Volatility continues into 2021
All this points to a volatile and unpredictable 2021. The BC Real Estate Association expects that over 2021, housing prices will rise by 6 percent in Greater Vancouver, while Moody’s analytics predicts a 7 percent drop in the same city; there is no consensus. On multiple fronts, governments, landlords, and the rich are doing everything they can to delay crises without addressing fundamental problems in the economy. The goal everywhere seems to be to just hold on long enough for a vaccine. But mass vaccinations are hard to pull off, with the federal government currently aiming to have 50 percent of Canadians vaccinated by September 2021. A vaccine will not tackle the basic problems of the lack of affordable housing.

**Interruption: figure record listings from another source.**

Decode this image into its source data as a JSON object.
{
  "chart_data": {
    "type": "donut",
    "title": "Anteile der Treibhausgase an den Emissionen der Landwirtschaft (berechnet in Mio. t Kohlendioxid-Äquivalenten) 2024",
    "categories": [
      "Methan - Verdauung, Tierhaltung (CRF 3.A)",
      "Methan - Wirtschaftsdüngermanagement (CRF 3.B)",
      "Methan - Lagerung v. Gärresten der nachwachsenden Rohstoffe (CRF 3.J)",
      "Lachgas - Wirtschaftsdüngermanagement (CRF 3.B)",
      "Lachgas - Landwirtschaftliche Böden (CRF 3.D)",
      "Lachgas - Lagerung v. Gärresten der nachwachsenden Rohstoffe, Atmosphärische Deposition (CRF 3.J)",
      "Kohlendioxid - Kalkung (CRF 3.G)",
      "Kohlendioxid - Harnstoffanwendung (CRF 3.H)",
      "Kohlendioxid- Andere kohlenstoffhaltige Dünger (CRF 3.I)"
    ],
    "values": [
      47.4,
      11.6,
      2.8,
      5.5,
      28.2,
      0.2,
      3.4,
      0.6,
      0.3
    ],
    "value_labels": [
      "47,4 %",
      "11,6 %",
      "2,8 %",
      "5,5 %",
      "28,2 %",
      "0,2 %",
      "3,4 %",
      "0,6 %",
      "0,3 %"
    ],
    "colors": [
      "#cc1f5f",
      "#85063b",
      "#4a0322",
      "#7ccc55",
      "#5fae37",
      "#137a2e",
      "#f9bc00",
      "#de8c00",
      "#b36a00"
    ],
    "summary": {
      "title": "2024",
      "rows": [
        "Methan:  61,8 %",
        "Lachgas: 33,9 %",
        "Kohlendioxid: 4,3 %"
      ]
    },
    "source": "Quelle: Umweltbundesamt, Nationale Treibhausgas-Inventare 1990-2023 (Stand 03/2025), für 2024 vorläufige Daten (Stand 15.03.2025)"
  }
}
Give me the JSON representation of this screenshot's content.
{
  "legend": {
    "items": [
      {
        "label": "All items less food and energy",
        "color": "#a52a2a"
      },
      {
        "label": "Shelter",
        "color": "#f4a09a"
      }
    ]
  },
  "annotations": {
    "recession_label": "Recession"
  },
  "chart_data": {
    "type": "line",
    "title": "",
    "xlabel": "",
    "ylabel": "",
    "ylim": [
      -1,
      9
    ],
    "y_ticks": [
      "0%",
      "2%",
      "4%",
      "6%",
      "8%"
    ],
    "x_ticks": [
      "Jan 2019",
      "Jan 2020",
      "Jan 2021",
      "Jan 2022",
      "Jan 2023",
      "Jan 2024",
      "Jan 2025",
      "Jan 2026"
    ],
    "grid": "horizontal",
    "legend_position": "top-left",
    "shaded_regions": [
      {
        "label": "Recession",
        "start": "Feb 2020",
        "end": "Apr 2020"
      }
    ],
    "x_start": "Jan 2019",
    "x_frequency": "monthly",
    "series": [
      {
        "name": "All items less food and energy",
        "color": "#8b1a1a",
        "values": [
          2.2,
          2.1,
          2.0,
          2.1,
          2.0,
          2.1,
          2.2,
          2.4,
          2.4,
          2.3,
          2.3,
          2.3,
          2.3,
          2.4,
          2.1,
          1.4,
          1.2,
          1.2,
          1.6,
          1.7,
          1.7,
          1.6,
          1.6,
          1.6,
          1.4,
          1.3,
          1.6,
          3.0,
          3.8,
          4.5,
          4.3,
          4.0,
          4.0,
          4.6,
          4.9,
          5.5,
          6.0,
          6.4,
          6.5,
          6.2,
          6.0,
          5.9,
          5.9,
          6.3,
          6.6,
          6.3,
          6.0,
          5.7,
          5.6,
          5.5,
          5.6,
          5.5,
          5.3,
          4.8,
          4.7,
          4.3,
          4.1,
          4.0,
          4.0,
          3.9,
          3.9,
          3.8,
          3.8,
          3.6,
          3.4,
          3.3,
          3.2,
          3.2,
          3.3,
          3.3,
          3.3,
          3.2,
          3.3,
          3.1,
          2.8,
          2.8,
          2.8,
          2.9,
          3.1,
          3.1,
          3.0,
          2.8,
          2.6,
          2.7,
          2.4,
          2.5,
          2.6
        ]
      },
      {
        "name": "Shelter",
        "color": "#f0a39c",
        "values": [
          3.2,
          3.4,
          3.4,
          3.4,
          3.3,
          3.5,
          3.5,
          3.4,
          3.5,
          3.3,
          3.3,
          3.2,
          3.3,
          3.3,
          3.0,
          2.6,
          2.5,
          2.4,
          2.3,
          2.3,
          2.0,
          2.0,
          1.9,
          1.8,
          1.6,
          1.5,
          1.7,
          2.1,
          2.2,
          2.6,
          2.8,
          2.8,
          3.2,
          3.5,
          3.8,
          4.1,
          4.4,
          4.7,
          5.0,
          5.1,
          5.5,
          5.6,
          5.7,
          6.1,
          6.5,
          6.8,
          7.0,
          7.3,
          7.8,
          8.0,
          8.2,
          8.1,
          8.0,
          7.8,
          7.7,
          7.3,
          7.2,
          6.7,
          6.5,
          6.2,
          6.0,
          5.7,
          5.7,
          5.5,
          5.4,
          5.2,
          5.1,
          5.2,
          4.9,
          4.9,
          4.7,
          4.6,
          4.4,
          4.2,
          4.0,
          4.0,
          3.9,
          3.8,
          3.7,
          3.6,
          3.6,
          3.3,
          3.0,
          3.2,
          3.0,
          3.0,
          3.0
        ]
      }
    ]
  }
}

Even if COVID disappeared tomorrow, that wouldn’t address the deep recession and the long-standing lack of investment in production. In the great recession of 2008-09, China played a leading role in stimulating the world economy through massive infrastructure projects, but now all of the low-hanging fruit has been taken and so that strategy will not work again, especially in the context of escalating conflict between China and the US. Thus, the recovery from this recession will be harder than that of the last decade. The ruling class will, as always, seek to defend their rates of profit and put the burden of the recovery on the working class through austerity. But this time the sham is even more obvious, since we’ve seen how the world’s billionaires are hundreds of billions of dollars richer than before the pandemic. We need to be clear that those billions were created by the working class, and we demand that the rich be on hook for the consequences of their own economic system.
Socialist Alternative campaigns for:
- A large national program, using unionized workers, to build decent, safe, sustainable and affordable public housing and to renovate existing homes.
- Universal and comprehensive rent control and security of tenure.
- Nationalize the big developers, construction companies and corporate landlords.